That, in striving to attain perfection, a man should remain a man, with essentially human characteristics, seems evident. But what sort of a man he should be is not as clear. Until we are in a position to give some reasoned account of what we mean by perfection as an ideal, and to show that it is a desirable goal for man, we appear to be setting up but a vague end for human endeavor, and to be assuming intuitively that it is a desirable end.
120. MORE AND LESS PERFECT TYPES.—So much for perfection as synonymous with the ideal human nature of which ancient and modern moralists have treated. It appears, however, possible to use the word "perfection" in a somewhat different sense.
Man is not merely man; he is a living being, and there are living beings of many orders. The plants, the simpler forms of animal life, the brutes which we recognize as standing nearer to us, and man may, from this point of view, be referred to the one series. Some members of this series we characterize as lower, and others we speak of as higher in the scale.
Now, such designations as higher and lower cannot be applied indiscriminately. There is little sense in the assertion that a bit of string is higher than a straight line, or a hat than a handkerchief. Some significant basis of comparison must be present. Things must be recognized as approximating to or diverging from an accepted standard in varying degrees.
Such a basis of comparison is present when some objects possess the same qualities in a more marked degree than do others. But this is not the only possible basis of comparison. We may assume that the possession of certain qualities marks a creature as higher, and that the creature which has them not, or has them imperfectly developed, thereby stamps itself as being of a lower order.
Something like this appears to determine our judgments when we assign to various creatures their place in the scale of living beings. We do not mean that the higher possess to a greater degree all the capacities possessed by the lower. Many things which the plant does man cannot do at all; and, among the animals, those which we recognize as higher may be lacking in many capacities present in a marked degree in the lower. In ranking one living creature as higher, and, thus, as more perfect, than another, we assume that the "nature" of the one, with its various capacities and lacks of capacity, is, on the whole, of more worth than the "nature" of another.
It might be maintained that, in his estimate of the worth of different kinds of beings man is influenced by his partiality for the distinctively human, rating creatures as lower or higher in proportion to their divergence from or approximation to his own type. Undoubtedly this plays a part in men's judgments. We are partial to ourselves. And yet judgments of perfection and imperfection cannot wholly be explained on this principle.
"I think we must admit without proof," writes Professor Janet, [Footnote: The Theory of Morals, Book I, chapter iii, English translation, New York, 1883, p. 48.] a brilliant apostle of the doctrine of perfection, "that things are good, even independently of the pleasure which they give us, in themselves and by themselves, because of their intrinsic excellence. If anyone were to demand that I should prove that thought is worth more than digestion, a tree more than a heap of stones, liberty than slavery, maternal love than luxury, I could only reply by asking him to demonstrate that the whole is greater than one of its parts. No sensible person denies that, in passing from the mineral kingdom to the vegetable kingdom, from this to the animal kingdom, from the animal to man, from the savage to the enlightened citizen of a free country, Nature has made a continual advance; that is to say, at each step has gained in excellence and perfection."

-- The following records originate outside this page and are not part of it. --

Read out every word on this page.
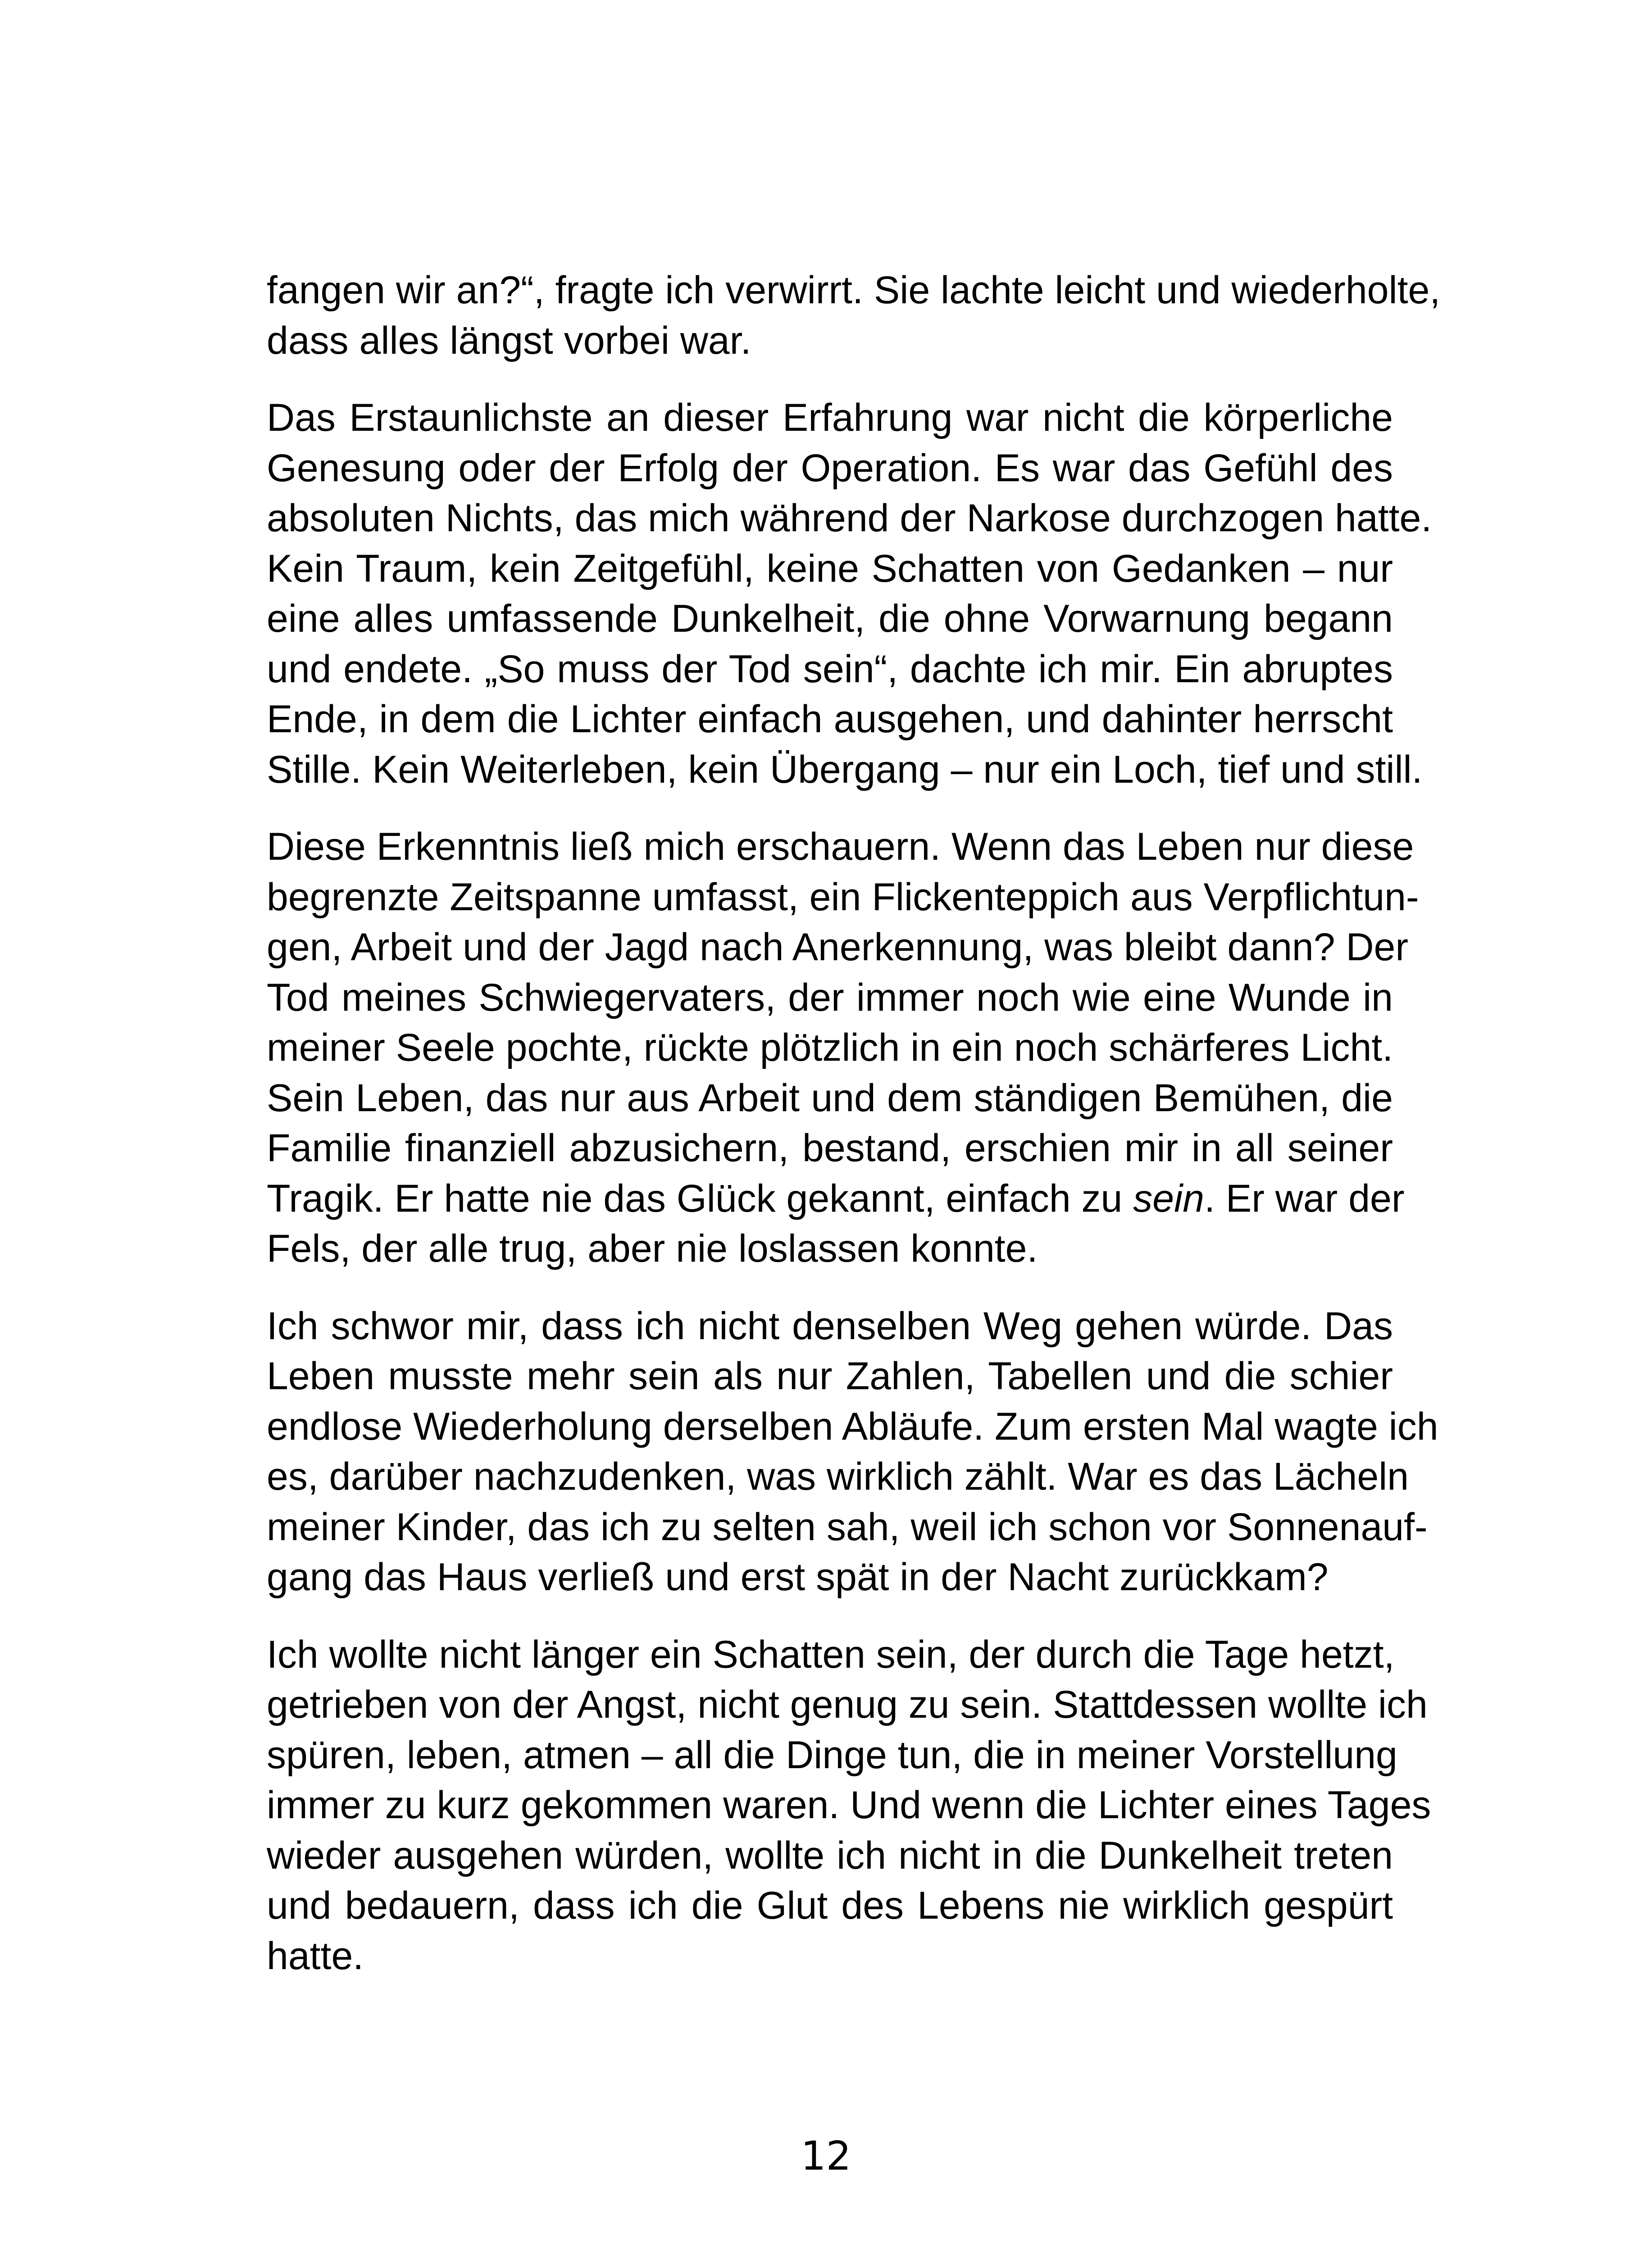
fangen wir an?“, fragte ich verwirrt. Sie lachte leicht und wiederholte,
dass alles längst vorbei war.
Das Erstaunlichste an dieser Erfahrung war nicht die körperliche
Genesung oder der Erfolg der Operation. Es war das Gefühl des
absoluten Nichts, das mich während der Narkose durchzogen hatte.
Kein Traum, kein Zeitgefühl, keine Schatten von Gedanken – nur
eine alles umfassende Dunkelheit, die ohne Vorwarnung begann
und endete. „So muss der Tod sein“, dachte ich mir. Ein abruptes
Ende, in dem die Lichter einfach ausgehen, und dahinter herrscht
Stille. Kein Weiterleben, kein Übergang – nur ein Loch, tief und still.
Diese Erkenntnis ließ mich erschauern. Wenn das Leben nur diese
begrenzte Zeitspanne umfasst, ein Flickenteppich aus Verpflichtun-
gen, Arbeit und der Jagd nach Anerkennung, was bleibt dann? Der
Tod meines Schwiegervaters, der immer noch wie eine Wunde in
meiner Seele pochte, rückte plötzlich in ein noch schärferes Licht.
Sein Leben, das nur aus Arbeit und dem ständigen Bemühen, die
Familie finanziell abzusichern, bestand, erschien mir in all seiner
Tragik. Er hatte nie das Glück gekannt, einfach zu sein. Er war der
Fels, der alle trug, aber nie loslassen konnte.
Ich schwor mir, dass ich nicht denselben Weg gehen würde. Das
Leben musste mehr sein als nur Zahlen, Tabellen und die schier
endlose Wiederholung derselben Abläufe. Zum ersten Mal wagte ich
es, darüber nachzudenken, was wirklich zählt. War es das Lächeln
meiner Kinder, das ich zu selten sah, weil ich schon vor Sonnenauf-
gang das Haus verließ und erst spät in der Nacht zurückkam?
Ich wollte nicht länger ein Schatten sein, der durch die Tage hetzt,
getrieben von der Angst, nicht genug zu sein. Stattdessen wollte ich
spüren, leben, atmen – all die Dinge tun, die in meiner Vorstellung
immer zu kurz gekommen waren. Und wenn die Lichter eines Tages
wieder ausgehen würden, wollte ich nicht in die Dunkelheit treten
und bedauern, dass ich die Glut des Lebens nie wirklich gespürt
hatte.
12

One is naturally impelled to ask from what point of view things so disparate as the mineral, the plant, the brute, man, thought and digestion, liberty and slavery, can be compared with one another at all, and referred to any sort of a series. What is, in its essence, this excellence or perfection of which we have more shining evidence as we go up in the scale? Janet identifies it with intensity of being, with activity. The greater the activity, the greater the perfection.
To the identification of perfection and activity we may hesitate to assent. It does not seem clear that there is greater activity manifested in a snail than in a burning house, in maternal love than in furious hate, in quiet thought than in passion. Yet it seems significant that judgments of worth do not appear out of place in comparing such things.